Storm After Storm, Facilities Operations and Services Keeps Campus Moving

UMass Lowell Image
Members of the Facilities Operations and Services grounds crew pause for a group photo while shoveling the campus out of a recent snow storm.

02/20/2015
By Ed Brennen

Mother Nature’s relentless flurry of punches over the past month has set snowfall records, wreaked havoc with class schedules and left even the heartiest of New Englanders saying, “No más!

For Facilities Operations and Services, the department responsible for clearing the streets, parking lots, sidewalks and steps across the university’s 150-acre campus, the unprecedented series of blizzards and winter storms has not only tested ice melt and salt budgets, but also physical and mental stamina.

“All the storms have started to blur together to be honest with you,” says Joseph LoBuono, Associate Director of Operations and Services. “It’s off the charts.

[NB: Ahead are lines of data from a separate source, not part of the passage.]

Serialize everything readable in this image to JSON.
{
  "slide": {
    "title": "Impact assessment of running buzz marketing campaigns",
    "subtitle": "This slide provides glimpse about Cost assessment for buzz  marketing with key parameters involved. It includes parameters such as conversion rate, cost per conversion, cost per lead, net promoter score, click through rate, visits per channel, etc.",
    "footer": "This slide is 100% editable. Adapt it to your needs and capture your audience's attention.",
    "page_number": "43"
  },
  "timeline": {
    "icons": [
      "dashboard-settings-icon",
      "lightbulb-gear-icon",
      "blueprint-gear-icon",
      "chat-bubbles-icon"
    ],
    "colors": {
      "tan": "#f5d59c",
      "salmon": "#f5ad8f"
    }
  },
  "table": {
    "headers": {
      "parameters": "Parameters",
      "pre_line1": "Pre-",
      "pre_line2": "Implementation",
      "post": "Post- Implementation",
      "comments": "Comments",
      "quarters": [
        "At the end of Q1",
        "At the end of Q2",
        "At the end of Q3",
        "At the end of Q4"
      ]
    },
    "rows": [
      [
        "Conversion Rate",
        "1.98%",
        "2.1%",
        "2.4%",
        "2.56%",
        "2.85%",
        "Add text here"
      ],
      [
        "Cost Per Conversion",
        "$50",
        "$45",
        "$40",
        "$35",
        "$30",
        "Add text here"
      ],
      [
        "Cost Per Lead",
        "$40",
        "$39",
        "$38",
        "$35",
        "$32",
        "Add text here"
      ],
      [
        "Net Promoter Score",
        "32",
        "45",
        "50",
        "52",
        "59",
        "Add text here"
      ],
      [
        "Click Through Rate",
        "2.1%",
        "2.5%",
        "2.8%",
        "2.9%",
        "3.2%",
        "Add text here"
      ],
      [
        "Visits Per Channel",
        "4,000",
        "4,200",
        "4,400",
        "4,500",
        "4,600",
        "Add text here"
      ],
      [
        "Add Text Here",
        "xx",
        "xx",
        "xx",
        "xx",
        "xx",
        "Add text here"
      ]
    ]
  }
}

It’s been crazy.”

As LoBuono described his department’s operations recently, the seven-member grounds team was preparing for Winter Storm Neptune, which delivered another 16 inches of fresh powder Valentine's weekend. According to the UMass Lowell Weather Center, the city’s snowfall total through Feb. 18 was 103.2 inches.

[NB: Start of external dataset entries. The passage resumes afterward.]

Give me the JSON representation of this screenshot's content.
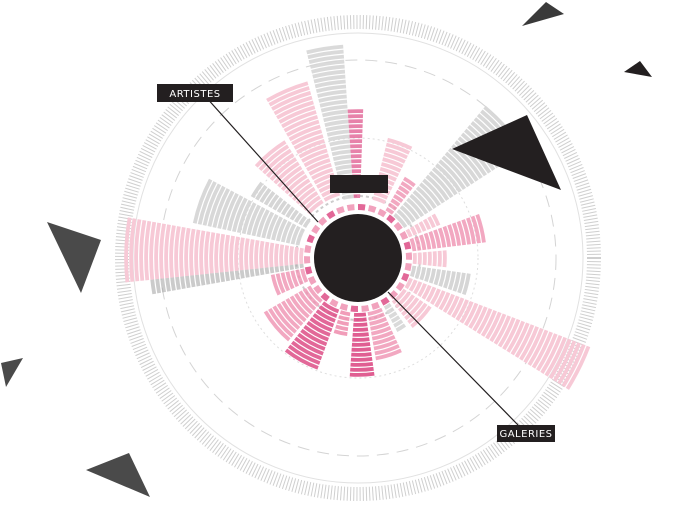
{
  "labels": {
    "artistes": "ARTISTES",
    "galeries": "GALERIES"
  },
  "colors": {
    "pink_light": "#f7c9d6",
    "pink_mid": "#ef92b1",
    "pink_strong": "#dd4d86",
    "grey_light": "#d6d6d6",
    "grey_mid": "#a9a9a9",
    "dark": "#231f20",
    "ring": "#cfcfcf"
  },
  "icons": {
    "hub": "filled-circle",
    "triangles": "triangle-shapes"
  }
}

That number is even more impressive when you consider the city saw just a trace of snow through December and most of January. But Operations and Services, which relies on two separate weather forecasting companies to prepare for storms, knew a big change was on the horizon.

“That jet stream switched and they both said it was basically going to be one storm after another storm after another storm,” LoBuono says. “They gave us a good idea it was going to happen, but nothing like this.”

The game plan

With each impending storm, LoBuono looks at the weather reports with Director of Operations and Services TJ McCarthy. They then formulate a snow-clearing game plan with Grounds Operations Manager Sean Belanger and Housekeeping/Building Services Manager Gualter Almeida, whose 46-member team is not only responsible for shoveling all stairways and a 5-foot clearance at the base, but also cleaning up salt and snow that’s tracked into buildings.

If a storm is expected to roll in at midnight, LoBuono says staff members start operations around 2 a.m. Then, at 4 a.m., LoBuono and McCarthy hold a conference with several other university officials to give a status update and determine if classes need to be canceled.

“The goal is always to get classes open — people are here to learn -- but the more we can get people off campus, the easier it is to clean,” says LoBuono, who estimates it takes six hours to completely plow and salt the campus’ 6.5 miles of walkways and 2.2 million square feet of parking lots once the last snowflake has fallen in an average storm.

While the grounds team is responsible for parking lots and walkways on East Campus, two separate outside contractors are hired to clear snow on North and South campuses. The contractors have also been busy clearing several roofs. “The campus is too big for just our grounds department to do,” LoBuono says.

As for the machinery needed to move all that snow, the university has a fleet of five pickup trucks equipped with plows, two Toolcats and one loader truck. The contractors bring in additional equipment, which for most storms includes 10 Bobcats, seven tri-axle dump trucks, 10 plowing pickups and four loaders. Check out our "by the numbers" graphic on this season's snow.

LoBuono says the department has gone through 10 pallets of ice melt (or about 25,000 pounds) and seven loads of salt (enough to fill a tractor trailer) — and spring is still a month away.

Haul of a job

Being an urban campus, the biggest challenge is finding a place to put all the snow.


“We try to stack as much as we can in the parking lots, but parking is at such a premium that a lot of it needs to be hauled out now,” says LoBuono, who notes that 21 trucks hauled snow for 25 straight hours to snow dumps on North and South campuses during a recent storm.

Another big challenge is the marathon shifts required to get through the storms. While managers may be on the job for 36 hours straight, driving around campus to direct the operation, LoBuono knows that’s nothing compared to the staff members who are out in the elements shoveling around the clock.

“I can’t say enough about our staff. It’s impressive how long they work and how much they care about the campus to make sure it’s open and ready,” LoBuono says. “Some of them even slept here during the blizzard. They grabbed a couch in O’Leary Library and rested for four hours and went back out and shoveled again.”

For Belanger, who joined Operations and Services in January, the past month has been a baptism by blizzard.

“The staff has been joking that I have brought the snow since my hiring,” says Belanger, a native New Englander who was in elementary school during the Blizzard of ’78. “I’ve kind of viewed this past month’s snow as a positive. It’s shown me how quickly the ops team can respond to the demands of a fast-moving campus.”

LoBuono, also a native New Englander, is staying positive, as well. But he’s already thinking ahead to the work that will need to be done once the mountains of snow finally disappear.

“There’s going to be a lot of grounds cleanup afterward, a lot of bushes and shrubs that are going to be damaged,” LoBuono says. “I joked the other day, this is going to be the first time we’ve been asked to move a snow pile for graduation in May.”